Reputation: 96767
First of all,I'm not into web programming. I bumped into django and read a bit about models. I was intrigued by the following code ( from djangoproject.com ) :
class Person(models.Model):
first_name = models.CharField(max_length=50)
last_name = models.CharField(max_length=50)
def __str__(self):
# Note use of django.utils.encoding.smart_str() here because
# first_name and last_name will be unicode strings.
return smart_str('%s %s' % (self.first_name, self.last_name))
By my understanding of python , first_name and last_name are class variables , right ? How is that used in code ( because I guess that setting Person.first_name or Person.last_name will affect all Person instances ) ? Why is it used that way ?
Upvotes: 13
Views: 4395
Reputation: 126541
The essence of your question is "how come these class variables (which I assign Field objects to) suddenly become instance variables (which I assign data to) in Django's ORM"? The answer to that is the magic of Python metaclasses.

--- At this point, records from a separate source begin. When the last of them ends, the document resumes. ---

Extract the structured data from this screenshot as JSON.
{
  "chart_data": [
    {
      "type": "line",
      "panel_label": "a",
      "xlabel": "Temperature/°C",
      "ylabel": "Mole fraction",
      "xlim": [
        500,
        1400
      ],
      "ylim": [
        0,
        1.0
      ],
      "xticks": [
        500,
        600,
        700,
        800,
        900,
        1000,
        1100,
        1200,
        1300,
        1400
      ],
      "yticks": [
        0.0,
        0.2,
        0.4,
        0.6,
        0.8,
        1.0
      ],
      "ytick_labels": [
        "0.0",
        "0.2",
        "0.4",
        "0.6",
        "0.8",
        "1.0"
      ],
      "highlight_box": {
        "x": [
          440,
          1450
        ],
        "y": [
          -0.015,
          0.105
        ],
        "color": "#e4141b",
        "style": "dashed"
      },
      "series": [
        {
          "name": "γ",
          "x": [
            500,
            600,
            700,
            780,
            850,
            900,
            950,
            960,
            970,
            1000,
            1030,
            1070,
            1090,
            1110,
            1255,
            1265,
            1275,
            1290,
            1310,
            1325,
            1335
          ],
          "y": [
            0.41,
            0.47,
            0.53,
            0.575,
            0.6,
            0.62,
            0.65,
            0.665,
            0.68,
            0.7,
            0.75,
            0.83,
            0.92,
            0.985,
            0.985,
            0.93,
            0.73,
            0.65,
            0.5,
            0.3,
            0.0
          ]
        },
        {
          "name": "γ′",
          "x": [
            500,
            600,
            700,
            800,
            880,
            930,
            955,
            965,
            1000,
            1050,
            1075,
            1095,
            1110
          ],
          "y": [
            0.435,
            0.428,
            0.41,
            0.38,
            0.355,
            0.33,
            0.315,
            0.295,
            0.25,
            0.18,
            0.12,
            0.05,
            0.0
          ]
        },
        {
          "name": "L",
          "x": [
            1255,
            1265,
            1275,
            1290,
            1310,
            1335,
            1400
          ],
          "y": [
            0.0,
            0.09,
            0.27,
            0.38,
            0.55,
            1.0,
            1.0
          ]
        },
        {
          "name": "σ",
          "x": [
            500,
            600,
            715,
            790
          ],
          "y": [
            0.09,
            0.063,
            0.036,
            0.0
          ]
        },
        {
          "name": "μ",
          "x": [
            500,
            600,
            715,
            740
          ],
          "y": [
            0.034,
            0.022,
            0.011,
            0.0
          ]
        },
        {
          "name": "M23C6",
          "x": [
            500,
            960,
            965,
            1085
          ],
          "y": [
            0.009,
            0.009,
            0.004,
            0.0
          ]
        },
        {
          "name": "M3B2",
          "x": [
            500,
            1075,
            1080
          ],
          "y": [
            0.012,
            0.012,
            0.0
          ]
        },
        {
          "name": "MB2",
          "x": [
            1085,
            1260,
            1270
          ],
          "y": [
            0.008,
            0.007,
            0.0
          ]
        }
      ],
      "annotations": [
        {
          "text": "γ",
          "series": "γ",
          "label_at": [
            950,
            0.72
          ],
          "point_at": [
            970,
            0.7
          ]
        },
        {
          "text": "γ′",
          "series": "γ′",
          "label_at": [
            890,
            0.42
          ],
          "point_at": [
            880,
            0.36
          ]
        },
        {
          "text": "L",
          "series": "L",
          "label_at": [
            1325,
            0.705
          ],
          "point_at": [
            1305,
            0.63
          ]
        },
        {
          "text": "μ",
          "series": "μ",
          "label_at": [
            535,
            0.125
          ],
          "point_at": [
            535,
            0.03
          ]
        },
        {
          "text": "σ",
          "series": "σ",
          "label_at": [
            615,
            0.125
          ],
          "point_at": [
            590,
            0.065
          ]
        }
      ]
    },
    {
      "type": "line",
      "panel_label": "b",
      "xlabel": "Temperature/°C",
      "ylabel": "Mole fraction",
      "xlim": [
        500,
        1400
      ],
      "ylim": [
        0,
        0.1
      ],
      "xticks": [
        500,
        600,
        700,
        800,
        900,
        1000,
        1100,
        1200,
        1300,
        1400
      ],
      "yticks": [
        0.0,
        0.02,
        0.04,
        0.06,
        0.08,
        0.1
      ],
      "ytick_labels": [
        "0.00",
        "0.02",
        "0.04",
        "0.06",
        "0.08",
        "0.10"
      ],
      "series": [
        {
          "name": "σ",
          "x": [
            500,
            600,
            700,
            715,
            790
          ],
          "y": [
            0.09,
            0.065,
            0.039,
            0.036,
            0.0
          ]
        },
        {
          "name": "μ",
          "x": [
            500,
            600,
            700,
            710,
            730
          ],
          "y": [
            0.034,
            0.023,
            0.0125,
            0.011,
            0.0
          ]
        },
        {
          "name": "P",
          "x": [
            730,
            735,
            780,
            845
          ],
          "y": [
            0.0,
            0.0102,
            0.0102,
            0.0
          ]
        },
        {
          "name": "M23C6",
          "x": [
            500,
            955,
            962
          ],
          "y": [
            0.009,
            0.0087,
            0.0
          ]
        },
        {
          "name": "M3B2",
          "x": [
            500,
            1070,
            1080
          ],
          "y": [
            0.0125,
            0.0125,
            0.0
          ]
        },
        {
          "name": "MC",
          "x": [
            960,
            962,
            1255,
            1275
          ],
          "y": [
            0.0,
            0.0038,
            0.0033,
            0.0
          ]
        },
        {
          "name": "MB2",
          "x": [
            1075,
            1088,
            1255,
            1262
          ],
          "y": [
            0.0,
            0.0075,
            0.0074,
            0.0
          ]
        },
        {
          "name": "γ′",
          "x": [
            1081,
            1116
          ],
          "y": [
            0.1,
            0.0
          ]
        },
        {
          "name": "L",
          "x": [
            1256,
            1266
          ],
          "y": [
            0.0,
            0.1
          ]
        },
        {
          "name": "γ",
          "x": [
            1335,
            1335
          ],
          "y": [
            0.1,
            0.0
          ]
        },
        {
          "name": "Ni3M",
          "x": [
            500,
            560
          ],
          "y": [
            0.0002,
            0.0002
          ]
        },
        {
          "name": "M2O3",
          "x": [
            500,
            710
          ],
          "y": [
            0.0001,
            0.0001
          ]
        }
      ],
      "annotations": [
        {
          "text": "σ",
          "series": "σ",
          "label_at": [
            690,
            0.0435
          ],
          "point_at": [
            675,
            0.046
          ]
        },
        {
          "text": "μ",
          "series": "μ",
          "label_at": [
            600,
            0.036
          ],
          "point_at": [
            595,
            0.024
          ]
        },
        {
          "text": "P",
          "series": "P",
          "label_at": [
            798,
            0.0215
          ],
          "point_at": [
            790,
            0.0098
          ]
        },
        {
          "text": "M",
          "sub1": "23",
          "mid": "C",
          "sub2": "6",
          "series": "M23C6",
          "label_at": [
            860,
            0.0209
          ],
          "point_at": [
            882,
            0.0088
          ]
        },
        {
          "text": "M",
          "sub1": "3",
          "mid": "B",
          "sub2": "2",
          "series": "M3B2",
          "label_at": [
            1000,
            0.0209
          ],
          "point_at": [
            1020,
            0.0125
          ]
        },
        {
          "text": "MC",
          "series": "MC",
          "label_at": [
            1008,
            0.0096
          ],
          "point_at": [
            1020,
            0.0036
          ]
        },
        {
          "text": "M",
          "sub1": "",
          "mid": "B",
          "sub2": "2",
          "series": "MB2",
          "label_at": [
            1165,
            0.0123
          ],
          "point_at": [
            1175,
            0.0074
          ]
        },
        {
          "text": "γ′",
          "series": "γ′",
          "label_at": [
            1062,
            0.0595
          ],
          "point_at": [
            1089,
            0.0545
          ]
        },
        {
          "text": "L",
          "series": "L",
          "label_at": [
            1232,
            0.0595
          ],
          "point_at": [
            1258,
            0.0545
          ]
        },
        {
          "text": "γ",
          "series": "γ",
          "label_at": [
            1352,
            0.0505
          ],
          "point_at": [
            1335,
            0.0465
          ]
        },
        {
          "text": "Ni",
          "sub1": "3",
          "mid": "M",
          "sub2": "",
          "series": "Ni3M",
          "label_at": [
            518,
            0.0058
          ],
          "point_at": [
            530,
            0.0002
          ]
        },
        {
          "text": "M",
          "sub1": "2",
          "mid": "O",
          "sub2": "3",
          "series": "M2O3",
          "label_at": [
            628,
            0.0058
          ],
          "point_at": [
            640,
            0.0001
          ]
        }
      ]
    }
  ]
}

A metaclass allows you to hook into and modify the process of creating a Python class (not the creation of an instance of that class, the creation of the class itself).
Django's Model object (and thus also your models, which are subclasses) has a ModelBase metaclass. It looks through all the class attributes of your model, and any that are instances of a Field subclass it moves into a fields list. That list is assigned as an attribute of the _meta
object, which is a class attribute of the model. Thus you can always get to the actual Field objects via MyModel._meta.fields
, or MyModel._meta.get_field('field_name')
.
The Model.__init__
method is then able to use the _meta.fields
list to determine what instance attributes should be initialized when a model instance is created.
Don't be afraid to dive into the Django source code; it's a great source of education!
Upvotes: 24
Reputation: 10919
Not a real answer, but for enrichment:
Person.first_name
won't work
p = Person.objects.get(pk=x)
p.first_name
will work. so an object instance of person has a first and last name, but static context Person does not.
Also note: Django has Model Managers which are allow "Person" to do static queryset operations. (https://docs.djangoproject.com/en/dev/topics/db/managers/#managers).
so for example
peoples = Person.objects.all()
Upvotes: 1
Reputation: 41664
Yes, first_name and last_name are class variables. They define fields that will be created in a database table. There is a Person table that has first_name and last_name columns, so it makes sense for them to be at Class level at this point.
For more on models, see: http://docs.djangoproject.com/en/dev/topics/db/models/
When it comes to accessing instances of a Person in code, you are typically doing this via Django's ORM, and at this point they essentially behave as instance variables.